Marlene Dietrich did not live on East Washington, but she could have played some of the characters who did.
“Even though Mama so carefully shielded us from the facts of life, one could not grow up in that neighborhood without learning that all was not pure and innocent as little girls, ‘nice little girls,’ were made to think they were. There were always several affairs going on in town, with much whispering and gossiping about them going on by the ladies in the rockers on the porch.
“Miss Minnie [Minnie Attlesey, who lived next door to the Stotts]’s little row of rental houses attracted all sorts of people as did the big old two-story house with its apartments across the street. ‘Just look at that,’ Mama would say when the shoe salesman who lived in one of Miss Minnie’s houses would head up the back steps of the house across the street to see his lady friend while her husband was at work. She said the husband was supposed to be one of his best friends.
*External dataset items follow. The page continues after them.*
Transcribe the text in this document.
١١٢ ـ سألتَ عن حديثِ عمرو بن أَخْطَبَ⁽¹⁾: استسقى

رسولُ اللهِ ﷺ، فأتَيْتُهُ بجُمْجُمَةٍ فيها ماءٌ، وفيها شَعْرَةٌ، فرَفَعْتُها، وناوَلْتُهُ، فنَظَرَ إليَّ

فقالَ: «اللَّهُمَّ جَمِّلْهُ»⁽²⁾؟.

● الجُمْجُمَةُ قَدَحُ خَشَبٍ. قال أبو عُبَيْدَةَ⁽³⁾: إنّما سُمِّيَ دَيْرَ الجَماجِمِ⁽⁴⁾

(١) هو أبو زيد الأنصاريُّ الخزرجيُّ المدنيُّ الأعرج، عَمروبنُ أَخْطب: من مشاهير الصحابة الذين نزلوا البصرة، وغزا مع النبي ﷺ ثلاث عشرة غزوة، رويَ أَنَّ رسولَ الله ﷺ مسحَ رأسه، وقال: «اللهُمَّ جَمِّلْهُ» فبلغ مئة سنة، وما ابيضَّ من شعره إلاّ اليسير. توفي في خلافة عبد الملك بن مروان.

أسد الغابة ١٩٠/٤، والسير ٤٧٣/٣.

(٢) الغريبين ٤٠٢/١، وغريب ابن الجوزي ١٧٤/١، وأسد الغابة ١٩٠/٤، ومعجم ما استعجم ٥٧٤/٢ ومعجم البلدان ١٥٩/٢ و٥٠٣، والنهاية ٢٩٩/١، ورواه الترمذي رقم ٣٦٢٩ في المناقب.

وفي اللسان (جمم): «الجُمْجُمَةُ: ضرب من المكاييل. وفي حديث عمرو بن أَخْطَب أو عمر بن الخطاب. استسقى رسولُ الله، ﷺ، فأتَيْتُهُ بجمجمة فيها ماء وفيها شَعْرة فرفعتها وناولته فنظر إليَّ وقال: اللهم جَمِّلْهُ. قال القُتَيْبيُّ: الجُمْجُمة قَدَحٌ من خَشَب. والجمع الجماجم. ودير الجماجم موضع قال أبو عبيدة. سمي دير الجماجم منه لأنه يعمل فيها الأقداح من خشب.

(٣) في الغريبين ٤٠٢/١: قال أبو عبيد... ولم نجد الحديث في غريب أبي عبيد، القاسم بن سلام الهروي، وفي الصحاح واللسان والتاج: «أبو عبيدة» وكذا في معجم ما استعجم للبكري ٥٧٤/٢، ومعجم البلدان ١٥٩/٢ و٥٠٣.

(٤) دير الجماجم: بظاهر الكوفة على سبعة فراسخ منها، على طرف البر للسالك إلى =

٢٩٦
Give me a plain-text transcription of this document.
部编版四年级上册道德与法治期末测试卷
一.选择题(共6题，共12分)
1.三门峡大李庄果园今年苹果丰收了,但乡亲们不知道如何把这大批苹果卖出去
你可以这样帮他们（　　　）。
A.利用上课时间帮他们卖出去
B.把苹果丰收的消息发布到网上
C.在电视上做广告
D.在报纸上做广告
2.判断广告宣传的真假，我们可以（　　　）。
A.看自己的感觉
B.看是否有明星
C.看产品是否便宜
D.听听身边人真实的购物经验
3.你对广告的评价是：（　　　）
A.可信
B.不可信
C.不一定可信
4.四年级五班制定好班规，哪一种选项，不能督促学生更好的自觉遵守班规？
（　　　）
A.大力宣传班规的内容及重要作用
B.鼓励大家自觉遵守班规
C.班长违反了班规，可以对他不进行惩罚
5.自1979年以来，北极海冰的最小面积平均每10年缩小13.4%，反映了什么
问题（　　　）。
“Mama’s doctor, Dr. Gillespie, who was a bachelor, was seeing his nurse friend who lived upstairs in the big house. There was nothing wrong with that since neither of them was married, but the scandal was that Big, as she worked in the yard in the early morning hours, spotted him leaving and the ladies began whispering that he was spending the night over there. Their gossiping caught up with them when one of the neighbors happened to tell the nurse that Big had seen him leaving and that Mama had said something about it to her. The next thing we knew word got back to Mama, and her blood pressure shot up, and she was put to bed. Dr. Gillespie was called to see about her, and somehow she convinced him that she really had not talked about him, and he continued to be her doctor.
“We picked up tidbits about the prominent man being shot at by his girl friend in the alley behind the Cotton Association and the mayor being threatened with a lawsuit for his unseemly behavior with a young girl, whose mother was promoting her and her two sisters with men. Then there was the woman who passed the house every night wearing very tight clothes and spike heels and whom we called ‘Apey’ because we thought she had a face sort of like a monkey. The word ‘prostitute’ was a forbidden one, but it was all right to whisper ‘street walker’ which we were told was what she was. We would hide and watch to see if she got picked up, which she often did.
“Then there had been the girl across the street who had moved before we came back to Greenwood but who Big said was taken across the street by her ‘old mother’ to meet old Jeff Attlesey in the Chinese laundry. Later we heard them say that she had been ‘run out of town’ because of her promiscuity. I always wondered how they ‘ran’ someone out of town.”
Remember the old “Bewitched” TV show in the ’60s? And Gladys Kravitz, who stayed glued to her living room window watching Samantha the Witch’s nose-twitching antics? Living on East Washington seventy years ago must have been akin to having a houseful of Gladyses peeping from behind those Virginia creeper vines. I can remember the decrepit two-story house (was is yellow?) across from the Stott’s house on Washington, now the site of an auto repair shop. The rocking chairs and glider at the Stott’s would be filled with mothers and aunts and grandmothers and cousins while we played on the floor, and there was a steady buzz of commentary regarding activities across the street. My first awareness that some houses were something more than warm and fuzzy homes was in reference to that old place across from Big’s, and it seems odd that I have no memory of it being torn down.
I love the story about Jessie and Dr. Gillespie. Imagine starting or perpetuating a rumor that led to a medical crisis that had to be resolved by the victim of the rumor. I can just imagine Jessie in that dark front bedroom, lying in bed and staring at the ceiling and thinking , “Lord have mercy, how am I going to get out of this one?” Given the choice between dying of a quick and merciful stroke or walking into his office to face the music, she probably prayed for the former.